Seit dem ersten Juni ist der 12. Rundfunkstaatsvertrag in Kraft und der wertet die Rundfunkräte erheblich auf. Als Herren des neuen Dreistufentests sollen sie entscheiden, welche Angebote die Öffentlich-Rechtlichen ins Internet stellen dürfen. Jetzt suchen sie Gutachter.

          3 Min.

          Der Rundfunkrat des NDR sucht Rat. Geprüft werden soll das Internetangebot "tagesschau.de". Welche Mitbewerber gibt es? Wie beeinflusst das öffentlich-rechtliche Angebot diese? Werden private Anbieter auf dem Markt benachteiligt?

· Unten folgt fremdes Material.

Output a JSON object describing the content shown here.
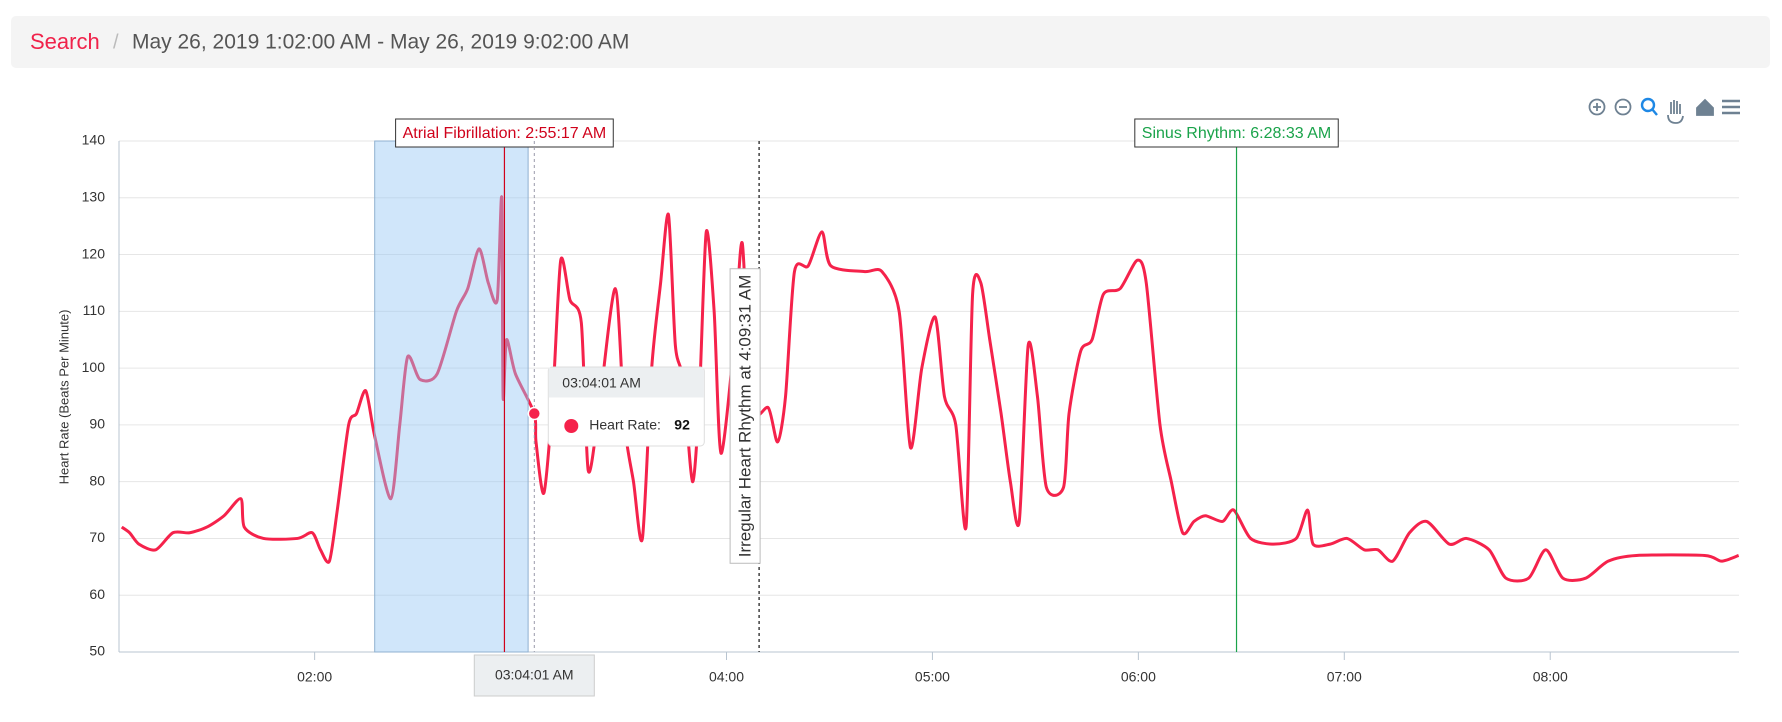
{
  "breadcrumb": {
    "link": "Search",
    "separator": "/",
    "range": "May 26, 2019 1:02:00 AM - May 26, 2019 9:02:00 AM"
  },
  "chart_data": {
    "type": "line",
    "y_label": "Heart Rate (Beats Per Minute)",
    "x": [
      63.8,
      66.1,
      68.8,
      73.7,
      78.7,
      83.6,
      88.6,
      93.6,
      98.5,
      99.5,
      105.1,
      115,
      119.3,
      121.7,
      124.3,
      126.6,
      129.9,
      132.2,
      134.9,
      137.5,
      142.2,
      144.8,
      147.1,
      150.7,
      155.7,
      161.3,
      164.6,
      167.9,
      170.6,
      173.2,
      174.5,
      174.9,
      175.9,
      178.5,
      184.0,
      184.5,
      186.8,
      189.4,
      191.7,
      194.4,
      197.7,
      199.7,
      202.7,
      207.6,
      210.3,
      212.9,
      215.5,
      218.2,
      220.8,
      223.1,
      225.1,
      227.4,
      230.1,
      232.1,
      234.1,
      236.4,
      238.4,
      242.3,
      244.6,
      247.3,
      252.2,
      254.9,
      257.2,
      259.8,
      263.8,
      267.8,
      270.4,
      280.3,
      285.3,
      290.3,
      293.6,
      296.9,
      300.8,
      303.5,
      306.8,
      309.8,
      311.7,
      314.1,
      316.7,
      320,
      322.7,
      325.3,
      327.9,
      330.6,
      333.2,
      338.2,
      339.8,
      343.2,
      346.5,
      349.8,
      354.7,
      359.7,
      362.3,
      366.3,
      369.6,
      372.9,
      376.2,
      379.5,
      384.5,
      387.8,
      392.7,
      399.4,
      406,
      409.3,
      410.9,
      415.9,
      420.8,
      425.8,
      429.8,
      434.1,
      439,
      444,
      450.6,
      455.6,
      462.2,
      467.1,
      473.7,
      478.7,
      483.7,
      490.3,
      496.9,
      505.1,
      525,
      529.9,
      534.9
    ],
    "series": [
      {
        "name": "Heart Rate:",
        "color": "#f5224b",
        "values": [
          72,
          71,
          69,
          68,
          71,
          71,
          72,
          74,
          77,
          72,
          70,
          70,
          71,
          68,
          66,
          75,
          90,
          92,
          96,
          88,
          77,
          90,
          102,
          98,
          99,
          110,
          114,
          121,
          115,
          112,
          130,
          95,
          105,
          99,
          92,
          87,
          78,
          95,
          119,
          112,
          108,
          82,
          92,
          114,
          90,
          80,
          70,
          100,
          115,
          127,
          104,
          98,
          80,
          95,
          124,
          110,
          85,
          105,
          122,
          93,
          93,
          87,
          95,
          117,
          118,
          124,
          118,
          117,
          117,
          110,
          86,
          100,
          109,
          95,
          90,
          72,
          113,
          115,
          105,
          92,
          80,
          73,
          104,
          95,
          79,
          79,
          92,
          103,
          105,
          113,
          114,
          119,
          115,
          90,
          80,
          71,
          73,
          74,
          73,
          75,
          70,
          69,
          70,
          75,
          69,
          69,
          70,
          68,
          68,
          66,
          71,
          73,
          69,
          70,
          68,
          63,
          63,
          68,
          63,
          63,
          66,
          67,
          67,
          66,
          67
        ]
      }
    ],
    "xlim": [
      63,
      535
    ],
    "xticks": [
      {
        "value": 120,
        "label": "02:00"
      },
      {
        "value": 240,
        "label": "04:00"
      },
      {
        "value": 300,
        "label": "05:00"
      },
      {
        "value": 360,
        "label": "06:00"
      },
      {
        "value": 420,
        "label": "07:00"
      },
      {
        "value": 480,
        "label": "08:00"
      }
    ],
    "ylim": [
      50,
      140
    ],
    "yticks": [
      50,
      60,
      70,
      80,
      90,
      100,
      110,
      120,
      130,
      140
    ],
    "grid": true,
    "highlight_range": [
      137.5,
      182.2
    ],
    "annotations": [
      {
        "label": "Atrial Fibrillation: 2:55:17 AM",
        "x": 175.3,
        "color": "#d0021b",
        "style": "top"
      },
      {
        "label": "Irregular Heart Rhythm at 4:09:31 AM",
        "x": 249.5,
        "color": "#333333",
        "style": "vertical"
      },
      {
        "label": "Sinus Rhythm: 6:28:33 AM",
        "x": 388.6,
        "color": "#1aa34a",
        "style": "top"
      }
    ],
    "tooltip": {
      "time": "03:04:01 AM",
      "x": 184.0,
      "value": 92
    }
  }
}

Der Rundfunkrat sucht einen Gutachter, der diese Frage beantwortet, Abgabetermin ist der 31. August 2009.

          Matthias Wyssuwa

          Politischer Korrespondent für Norddeutschland und Skandinavien mit Sitz in Hamburg.

          Der Rundfunkrat des NDR ist nicht allein auf der Suche nach Gutachtern. Seit dem 1. Juni ist der zwölfte Rundfunkänderungsstaatsvertrag in Kraft, und der wertet die Gremien erheblich auf. Paragraph elf des Vertrags macht die Rundfunkräte zu Herren des neuen Dreistufentests. Dieser Test ist die große Neuerung in dem Vertrag. Er ist ein Zugeständnis an die EU-Wettbewerbskommission, die sich von den Online-Auswüchsen der Öffentlich-Rechtlichen wenig begeistert zeigt. Und er ist ein Zugeständnis an die privaten Anbieter, die ihre Internetportale nicht mit Gebühren finanzieren. Die bestehenden und geplanten telemedialen Angebote der öffentlich-rechtlichen Sender - also Internet und Teletext - müssen nun auf ihre Daseinsberechtigung geprüft werden. Dafür sollen die Rundfunkräte klären, ob diese mit dem öffentlich-rechtlichen Auftrag vereinbar sind, welche Auswirkungen sie auf den Medienmarkt haben und wie viel sie kosten. Ein Test, drei Stufen, am Ende die Antwort auf die Frage, ob das jeweilige Online-Angebot existieren darf. Viel Arbeit für ein Gremium aus Ehrenämtlern.

          Reichlich Geld zu verdienen

          Und doch wird ihnen nur an einer Stelle externe Unterstützung vorgeschrieben: "Zu den marktlichen Auswirkungen ist gutachterliche Beratung hinzuzuziehen." Einzige Bedingung: "Der Name des Gutachters ist bekanntzugeben." Auswählen dürfen die Rundfunkräte die Gutachter selbst - und so bleibt es auch ihnen überlassen, wie viel Geld sie zahlen. Überall im Netz finden sich "Aufrufe zur Interessenbekundung" wie jener des NDR. Experten schätzen, dass mehr als dreißig Dreistufentests zu bewältigen sind. Das ZDF hat für 2009 einen Etat von 1,25 Millionen Euro für die Tests veranschlagt - die Kosten für das Online-Angebot liegen derzeit übrigens bei 30,9 Millionen Euro im Jahr. So gibt es reichlich Geld für Gutachter zu verdienen, jedoch keine genauen Angaben, was sie leisten müssen.

          Private Anbieter verfolgen das Verfahren mit Skepsis. "Die Anforderung an das Gutachten sind wenig konkret und können sich von Rundfunkrat zu Rundfunkrat unterscheiden", sagt Tobias Schmid, medienpolitischer Sprecher von RTL. "Eine einheitliche Vorgehensweise ist nicht abzusehen." Es droht, mit unterschiedlichem Maß gemessen zu werden.

          Was ist eigentlich der Markt?

          So ist schon das Analyseverfahren für die Abgrenzung des Marktes und seiner Teilnehmer umstritten. Während Schmid eine Herangehensweise fordert, die auf medienwirtschaftlichen Ansätzen fußt, sieht der Kartellrechtler Ulf Böge das ganz anders. "Das gängige Verfahren, um den relevanten Markt zu erfassen, ist durch das Kartellrecht vorgegeben." Das aber sei gerade in der Medienlandschaft nicht uneingeschränkt einsetzbar, sagt Schmid, da es einen ganz wichtigen Teilnehmer nicht berücksichtige - den mit Gebühren finanzierten Rundfunk.